For a year Kobayashi Nights have been giving a home to London’s DIY scene. The club nights are full of local favourites, as well as names you’ve never heard of, but the result is always the same. Great music and an even better time. What better way to celebrate this year of ramshackle debauchery than by putting out a compilation of the best bands to have played it? Kobayashi Nights I: Intergalactic Champions is 35 minutes of future indie, post-rock meditations and DIY scatter shots. It shows a snapshot of a very vibrant and diverse musical landscape, and more importantly, is a hell of a lot of fun.
The album opens with a slice of electro indie from Mega Emotion. This three-minute-disco-synth-pop banger is the ideal way to start the album. Its infectious beat, coupled with searing keyboards, bores into your brain and makes you want to get dolled up and head out for a night of dancing.
After this opening salvo the rest of the album falls under the post-rock, DIY/lo-fi and indie-pop banner. Band likes Brunch, Megaflora – sounding like a more urgent and aggressive Los Campesinos! –Garden Centre. The Jeals' ‘Amateur Noun’ is chaotic and feels like right notes are being played but in the wrong order and sequence so everything has an off-kilter movement to it. Just Blankets' ‘Polydactyl’ is anthemic and channels Weezer to the point of making you want to sing along and form a little pit. Mardemarmo offer up a slice of melodic post-rock. As it slowly meanders along hypnotic riffs pull you this way and that before knocking you down with a blast of visceral power.
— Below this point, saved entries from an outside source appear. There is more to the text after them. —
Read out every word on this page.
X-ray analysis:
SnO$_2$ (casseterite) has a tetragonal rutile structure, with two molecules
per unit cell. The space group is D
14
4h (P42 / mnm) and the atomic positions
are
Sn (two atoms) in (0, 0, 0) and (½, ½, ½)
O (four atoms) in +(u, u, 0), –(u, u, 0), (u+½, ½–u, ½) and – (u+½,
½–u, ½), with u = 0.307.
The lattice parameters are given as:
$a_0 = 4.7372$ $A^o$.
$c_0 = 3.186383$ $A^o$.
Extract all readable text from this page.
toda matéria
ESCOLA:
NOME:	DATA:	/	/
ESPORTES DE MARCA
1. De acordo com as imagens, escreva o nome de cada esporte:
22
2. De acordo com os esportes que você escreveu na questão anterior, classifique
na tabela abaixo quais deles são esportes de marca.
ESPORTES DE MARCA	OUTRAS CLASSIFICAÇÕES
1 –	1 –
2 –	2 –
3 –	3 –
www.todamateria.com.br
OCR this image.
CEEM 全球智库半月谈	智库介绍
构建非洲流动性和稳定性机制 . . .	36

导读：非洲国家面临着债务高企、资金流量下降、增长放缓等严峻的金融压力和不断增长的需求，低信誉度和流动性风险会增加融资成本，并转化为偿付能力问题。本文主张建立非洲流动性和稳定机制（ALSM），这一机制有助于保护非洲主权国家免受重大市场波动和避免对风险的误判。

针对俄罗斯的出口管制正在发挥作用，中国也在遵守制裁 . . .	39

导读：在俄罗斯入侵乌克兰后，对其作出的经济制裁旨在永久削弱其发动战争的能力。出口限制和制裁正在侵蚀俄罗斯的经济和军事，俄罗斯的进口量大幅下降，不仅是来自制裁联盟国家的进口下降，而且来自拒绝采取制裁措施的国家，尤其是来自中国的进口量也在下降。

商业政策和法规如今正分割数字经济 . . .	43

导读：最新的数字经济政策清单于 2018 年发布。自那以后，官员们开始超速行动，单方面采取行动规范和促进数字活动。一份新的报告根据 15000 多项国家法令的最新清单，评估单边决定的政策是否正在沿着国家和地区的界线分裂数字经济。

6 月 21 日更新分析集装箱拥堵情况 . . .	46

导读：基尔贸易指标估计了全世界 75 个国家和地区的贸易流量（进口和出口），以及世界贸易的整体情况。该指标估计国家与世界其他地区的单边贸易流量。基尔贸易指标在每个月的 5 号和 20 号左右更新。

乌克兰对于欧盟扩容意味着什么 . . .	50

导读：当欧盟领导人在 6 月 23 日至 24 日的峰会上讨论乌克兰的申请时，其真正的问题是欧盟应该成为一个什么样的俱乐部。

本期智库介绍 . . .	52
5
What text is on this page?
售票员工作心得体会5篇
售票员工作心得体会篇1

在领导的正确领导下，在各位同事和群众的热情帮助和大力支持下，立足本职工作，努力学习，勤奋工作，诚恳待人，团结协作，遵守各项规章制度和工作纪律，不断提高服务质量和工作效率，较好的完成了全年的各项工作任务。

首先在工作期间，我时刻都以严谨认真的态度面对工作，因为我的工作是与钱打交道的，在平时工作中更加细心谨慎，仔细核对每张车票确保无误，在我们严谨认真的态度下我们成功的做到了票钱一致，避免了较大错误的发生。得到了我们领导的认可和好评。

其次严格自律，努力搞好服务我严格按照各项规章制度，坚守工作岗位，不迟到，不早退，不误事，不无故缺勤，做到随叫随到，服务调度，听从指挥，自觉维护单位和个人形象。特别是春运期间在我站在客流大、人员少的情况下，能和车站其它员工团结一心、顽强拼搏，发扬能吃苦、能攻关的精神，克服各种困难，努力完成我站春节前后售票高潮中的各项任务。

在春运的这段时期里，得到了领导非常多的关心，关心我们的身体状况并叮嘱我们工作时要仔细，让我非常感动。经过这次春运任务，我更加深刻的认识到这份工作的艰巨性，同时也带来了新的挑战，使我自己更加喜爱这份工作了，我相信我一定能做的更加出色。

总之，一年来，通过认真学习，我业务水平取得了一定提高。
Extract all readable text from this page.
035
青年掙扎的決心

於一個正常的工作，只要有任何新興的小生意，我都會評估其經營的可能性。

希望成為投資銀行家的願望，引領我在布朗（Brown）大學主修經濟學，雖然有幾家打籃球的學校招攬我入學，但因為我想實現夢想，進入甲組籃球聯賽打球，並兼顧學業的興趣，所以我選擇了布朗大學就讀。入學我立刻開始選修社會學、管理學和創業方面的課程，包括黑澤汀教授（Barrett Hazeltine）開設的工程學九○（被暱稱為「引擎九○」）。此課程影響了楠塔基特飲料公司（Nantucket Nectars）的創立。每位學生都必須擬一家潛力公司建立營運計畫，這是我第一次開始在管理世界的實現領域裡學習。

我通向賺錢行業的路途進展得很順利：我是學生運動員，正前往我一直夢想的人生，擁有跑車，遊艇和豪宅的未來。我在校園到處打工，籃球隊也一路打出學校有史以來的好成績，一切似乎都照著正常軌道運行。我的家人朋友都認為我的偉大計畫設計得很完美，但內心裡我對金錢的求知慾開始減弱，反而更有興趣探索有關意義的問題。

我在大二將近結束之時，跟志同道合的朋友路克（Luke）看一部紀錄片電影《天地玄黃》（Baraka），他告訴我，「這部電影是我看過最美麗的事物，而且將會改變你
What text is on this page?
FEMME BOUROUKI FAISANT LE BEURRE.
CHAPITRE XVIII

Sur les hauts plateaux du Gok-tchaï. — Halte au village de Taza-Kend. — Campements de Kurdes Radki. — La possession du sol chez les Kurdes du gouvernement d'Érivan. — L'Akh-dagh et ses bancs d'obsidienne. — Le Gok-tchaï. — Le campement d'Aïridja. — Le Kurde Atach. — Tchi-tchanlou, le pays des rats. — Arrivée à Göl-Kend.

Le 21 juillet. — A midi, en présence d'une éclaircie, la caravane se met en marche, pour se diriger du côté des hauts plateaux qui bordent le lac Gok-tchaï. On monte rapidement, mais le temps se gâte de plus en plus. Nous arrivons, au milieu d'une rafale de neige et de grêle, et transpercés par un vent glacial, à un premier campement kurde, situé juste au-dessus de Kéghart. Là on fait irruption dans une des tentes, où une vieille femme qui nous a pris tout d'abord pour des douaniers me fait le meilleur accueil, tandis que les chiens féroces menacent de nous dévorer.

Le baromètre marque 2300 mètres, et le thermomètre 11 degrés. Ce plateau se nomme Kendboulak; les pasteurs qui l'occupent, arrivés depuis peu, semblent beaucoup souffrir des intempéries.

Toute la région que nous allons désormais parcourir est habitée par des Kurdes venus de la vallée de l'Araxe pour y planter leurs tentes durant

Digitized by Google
‘Paywall’ by The Ethical Debating Society is a dose of spikey, riff heavy power pop that is hard to ignore. Experimental duo Carl White throw one-and-a-half minutes of shambolic, jazz time signatures, demonic harmonies into the mix. It is previously unreleased and totally incredible! The stand out track is Dog Chocolate’s ‘Wish For a Cat (Demo Version)’ the music is at time a seething messy mass of angular guitars, blazing feedback, ad-hoc indie disco and indecipherable lyrics. In short it sums up every club night taking place up and down the British Isles, and probably everywhere else, on a Saturday night. There is danger that the music will escape from your speakers and start smashing up your place, just like there is a real threat that the band might fall off the stage and start playing in the middle of crowd. The highlight it when the same note is played over and over again, before an a capella refrain before the track descends into scrappy seething mess. Its short it’s just under three minutes of life-affirming brilliance!
Given the strength of this compilation you get the impression that a second edition next year isn’t an impossibility. In fact it feels like this could be the start of something great, something to look forward to each year, like the original NOW albums when I was a kid. With a little digging and perseverance each band could very well become your new favourite obsession. And isn’t that what you want from a club night?